20 e poucos anos: Impotência

Raul bateu em minha porta. E me bateu  um desespero exasperado e intenso por não poder fazer nada por ele. Sim, depois de saber do ocorrido, eu soube que ele viria atrás de mim. Era prepotência da minha parte, mas também a mais pura verdade que ele só sossegaria o peito no meu ombro, nos meus braços.

Me doeu não ter como ajudar. Mas conhecia aquele filme antigo: era a minha mania de querer controlar tudo, de querer salvar todo mundo, de querer protegê-lo - a todo custo. Mas respirei fundo: aquilo tudo estava além do meu poder, do meu controle, das minhas possibilidades.

Tentava sossegar meu coração, enquanto matava a saudade dos cachos de seus cabelos. Tanto tempo que não nos falávamos... Mas eu ainda conhecia o seu cheiro de amaciante, não importando a sua aspereza.  
 Nenhuma palavra para resolver os problemas de Raul. Ele me disse as coisas pela metade e não pedi o resto também: engoli o que ele me ofereceu sem muitas perguntas. Mas o silêncio se constituia um real e genuíno desafio para mim: ele não queria desabafar, preferiu me manter à margem. E assim o fiz: me mantive atrás da linha de giz que ele traçara para mim. E atrás dele, brincava com um cacho de seu cabelo. Minha mão em seu ombro.
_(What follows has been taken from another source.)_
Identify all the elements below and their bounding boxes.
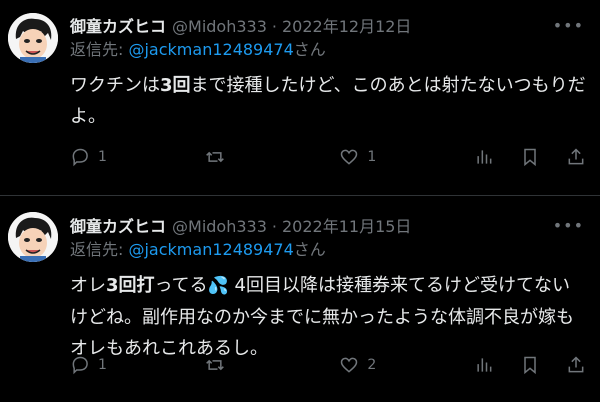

Ele tão quieto e eu tão irriquieta. Só tinha que confiar que ele conseguiria resolver. E, certamente, conseguiria. Mas queria tanto poupá-lo do que quer que fosse! Respirei fundo. Havia fugido de Raul há seis meses atrás e agora fugia do meu complexo de Atlas: abracei minha reles humanidade e aceitei para o nosso próprio bem - o meu e o dele - que não havia nada que eu pudesse fazer que não fosse continuar com minha mão em seu ombro, permitindo que o silêncio continuasse a nos invadir e preencher as lacunas de nossos pensamentos.

2 comentários:

Tavão disse...

Lindo, lindo, lindo!

Tavão disse...

Confiar - nesse sentido - não é mesmo tudo?!